Per quanto riguarda le condizioni finanziarie, la loro misura è data tipicamente dai prezzi degli asset in tempo reale e da altre metriche dei mercati finanziari. Per esempio, il Financial Conditions Index di Goldman Sachs combina i tassi d’interesse a breve e lungo termine, l’andamento del dollaro Usa ponderato per gli scambi, gli spread di credito o i premi per il rischio e la media ponderata delle valutazioni azionarie, rappresentando, in definitiva, un utile indicatore in tempo reale della traiettoria dei mercati finanziari, inclusa la volatilità dei prezzi degli asset e le conseguenze in termini economici.
La misura delle condizioni finanziarie è anche data da fattori di sistema, meno estemporanei, come le politiche monetarie e fiscali, il comportamento di spesa, il livello di indebitamento e la traiettoria dei mercati finanziari.

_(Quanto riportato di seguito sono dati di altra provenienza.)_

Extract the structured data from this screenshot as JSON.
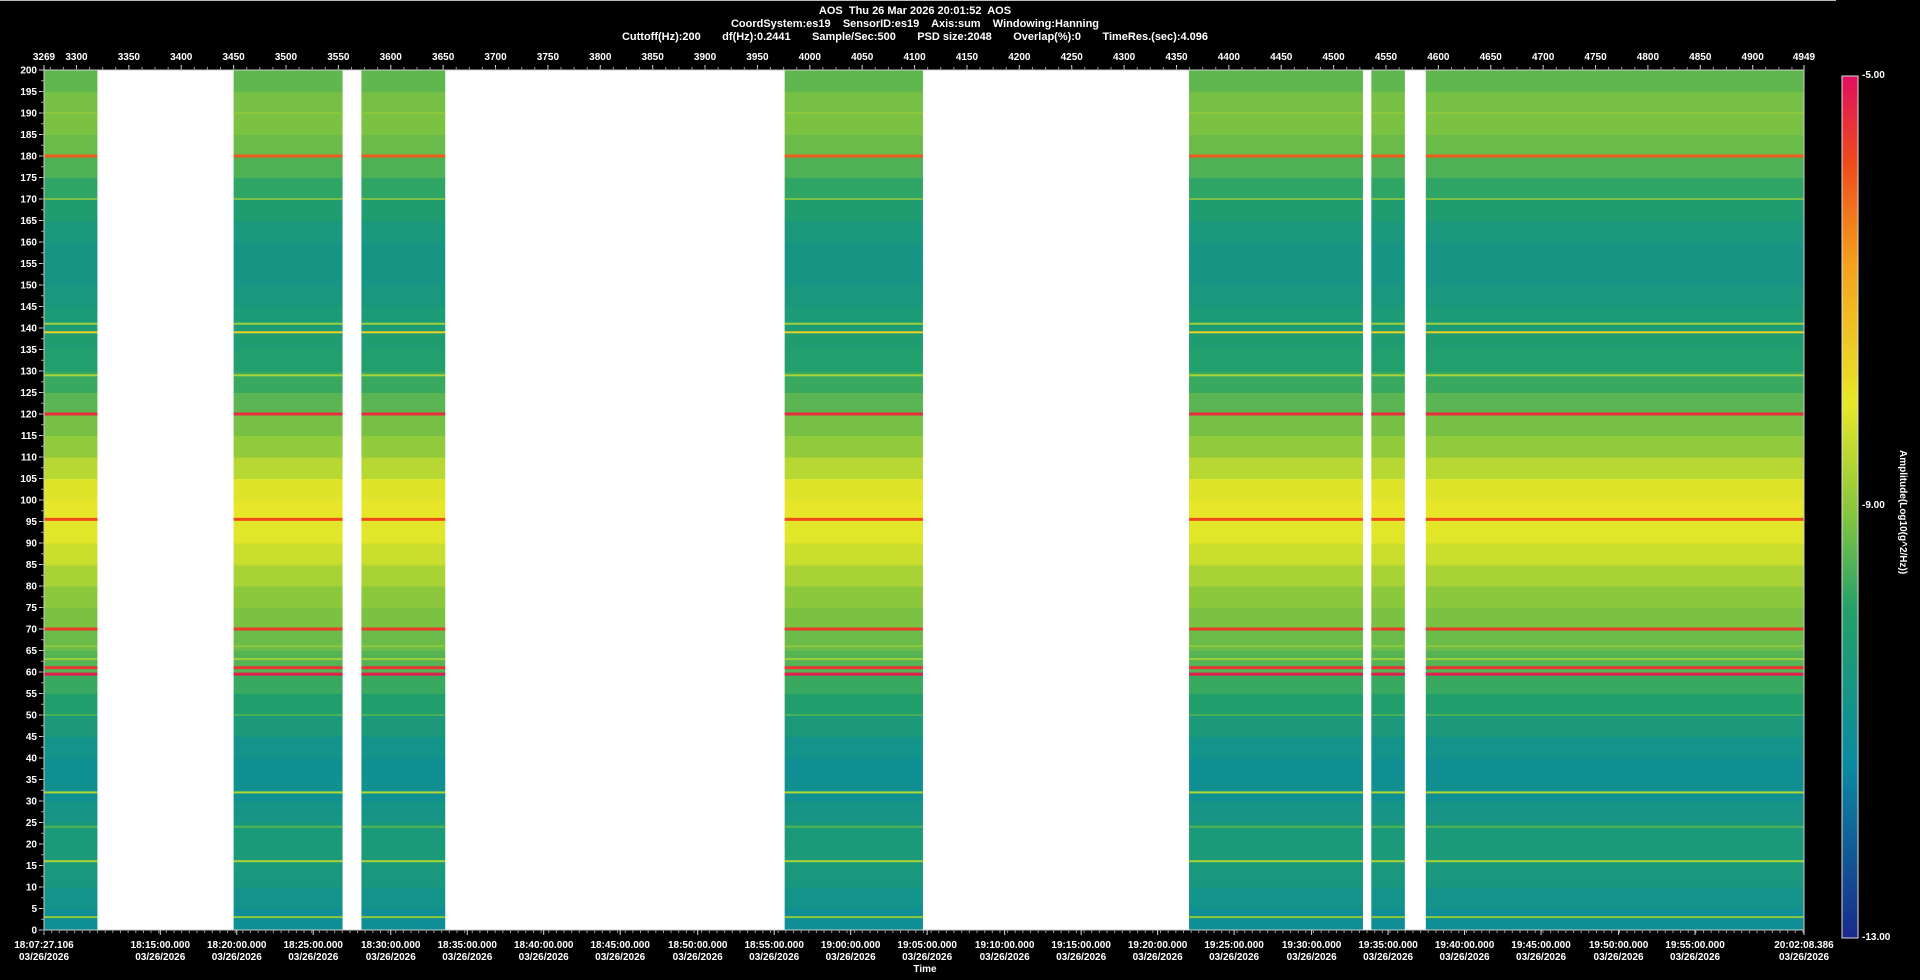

Le ultime letture di metriche come il GS Financial Conditions Index restano al di sotto delle medie trentennali e giocano a favore di un allentamento della politica monetaria, nonostante l’inasprimento portato avanti dalle principali Banche Centrali negli ultimi tre anni. In secondo luogo, il periodo novembre-dicembre 2023 ha visto il maggiore allentamento del Financial Conditions Index di Goldman Sachs degli ultimi decenni. Inoltre, la svolta intrapresa dalla politica monetaria globale, passata da una fase rialzista a una fase di allentamento, dovrebbe contribuire a mitigare le preoccupazioni per la crescita e le turbolenze del sistema finanziario. Da ultimo, le politiche fiscali globali continueranno ad essere accomodanti, soprattutto nei Paesi sviluppati, poco inclini all’austerity.